Найти в Дзене
Они сражались за Родину

Август 1941-го, разбитые Т-26 и непокоренный майор Герко

Август 1941 года. Воздух под Новгородом гудел от грохота моторов, лязга гусениц и разрывов. Земля, изрытая воронками, дышала гарью и порохом. 56-й танковый полк 28-й танковой дивизии, некогда грозная сила из сотен машин, теперь представлял собой горстку изможденных людей и несколько уцелевших танков. Из первоначальных двенадцати сотен солдат и трех сотен танков осталось лишь несколько процентов. Танки сгорели в Прибалтике, были подбиты на дорогах отступления, оставлены из-за нехватки горючего или запчастей. Теперь, влитый в 8-ю армию Северо-Западного фронта, полк майора Никифора Герко из последних сил сдерживал стальной каток группы Манштейна, рвавшейся к Ленинграду. 22 августа. Вечер. КП полка у деревни Панковка Майор Герко, худощавый, с резкими чертами лица, закопченным и усталым, склонился над картой. Рядом – начальник штаба, майор Михаил Борисов, коренастый, с упрямым подбородком. В землянке пахло сыростью, бензином и потом. – Вот тут, у развилки на Чудово, они будут давить глав

Август 1941 года. Воздух под Новгородом гудел от грохота моторов, лязга гусениц и разрывов. Земля, изрытая воронками, дышала гарью и порохом.

56-й танковый полк 28-й танковой дивизии, некогда грозная сила из сотен машин, теперь представлял собой горстку изможденных людей и несколько уцелевших танков.

Из первоначальных двенадцати сотен солдат и трех сотен танков осталось лишь несколько процентов.

Танки сгорели в Прибалтике, были подбиты на дорогах отступления, оставлены из-за нехватки горючего или запчастей.

Теперь, влитый в 8-ю армию Северо-Западного фронта, полк майора Никифора Герко из последних сил сдерживал стальной каток группы Манштейна, рвавшейся к Ленинграду.

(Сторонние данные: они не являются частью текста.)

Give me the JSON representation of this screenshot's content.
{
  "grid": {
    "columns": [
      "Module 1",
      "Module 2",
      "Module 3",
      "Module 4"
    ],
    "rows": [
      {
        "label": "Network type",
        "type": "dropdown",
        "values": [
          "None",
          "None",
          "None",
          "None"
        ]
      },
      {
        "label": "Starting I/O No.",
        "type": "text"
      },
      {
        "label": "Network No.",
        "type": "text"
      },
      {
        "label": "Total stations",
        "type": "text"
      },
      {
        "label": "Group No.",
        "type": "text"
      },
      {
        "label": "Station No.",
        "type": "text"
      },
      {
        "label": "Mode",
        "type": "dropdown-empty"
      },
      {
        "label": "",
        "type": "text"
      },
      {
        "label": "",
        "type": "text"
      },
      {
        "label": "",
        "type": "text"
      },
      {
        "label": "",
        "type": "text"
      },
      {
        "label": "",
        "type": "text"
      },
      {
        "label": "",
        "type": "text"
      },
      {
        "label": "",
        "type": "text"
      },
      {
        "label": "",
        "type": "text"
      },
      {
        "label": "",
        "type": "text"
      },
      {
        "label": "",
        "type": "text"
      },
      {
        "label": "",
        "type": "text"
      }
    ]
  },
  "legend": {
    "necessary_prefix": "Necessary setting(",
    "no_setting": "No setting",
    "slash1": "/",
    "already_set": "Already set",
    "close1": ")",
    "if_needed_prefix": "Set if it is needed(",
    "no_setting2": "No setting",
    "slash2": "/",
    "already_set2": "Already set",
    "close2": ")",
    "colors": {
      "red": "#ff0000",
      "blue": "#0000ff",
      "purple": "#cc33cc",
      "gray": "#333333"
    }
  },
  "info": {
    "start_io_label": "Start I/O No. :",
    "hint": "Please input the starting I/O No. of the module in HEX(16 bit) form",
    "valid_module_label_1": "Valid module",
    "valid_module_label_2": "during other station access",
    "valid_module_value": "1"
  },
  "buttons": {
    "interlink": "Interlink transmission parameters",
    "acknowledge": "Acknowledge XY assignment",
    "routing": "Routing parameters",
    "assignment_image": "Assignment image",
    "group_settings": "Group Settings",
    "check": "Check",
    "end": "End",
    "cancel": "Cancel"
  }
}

22 августа. Вечер. КП полка у деревни Панковка

Майор Герко, худощавый, с резкими чертами лица, закопченным и усталым, склонился над картой. Рядом – начальник штаба, майор Михаил Борисов, коренастый, с упрямым подбородком. В землянке пахло сыростью, бензином и потом.

– Вот тут, у развилки на Чудово, они будут давить главным клином, Михаил. Наши разведдонесения сходятся. Оборона на Волхове трещит... Пехота 311-й стрелковой держится из последних сил, но без поддержки... – мрачно произнес майор Герко Никифор Игнатьевич, тыча пальцем в карту.

– Поддержка... Никифор Игнатьевич, у нас что? Два Т-26 на ходу у лейтенанта Соколова в первой роте, мой БТ-7, да твой командирский... Еще горстка пеших. Горючего – на один бросок, снарядов – по три штуки на ствол, не считая дисков к пулеметам, – хмуро ответил майор Борисов.

– Знаю. Знаю... Но задержать надо. Хотя бы на сутки. Пока подтянут резервы с востока. Приказываю: Соколову – занять засаду в развалинах кирпичного завода у моста. Твой БТ-7, Михаил – мобильный резерв, контратакуй на фланг, если прорвутся. Мой Т-26 – здесь, на прямой наводке у шоссе. Пехота – окопы по краям дороги. Бойцы Смирнов и Петренко из ремроты – пусть с ПТР залягут правее, – сурово приказал Герко и ударил кулаком по столу.

– Понял. Будем стоять. Как в июне у Двины, – согласился начальник штаба.

В памяти майора Герко всплыли те, относительно удачные дни начала войны – взорванная переправа, грамотные контратаки его полка, за которые он уже был представлен к ордену Красного Знамени.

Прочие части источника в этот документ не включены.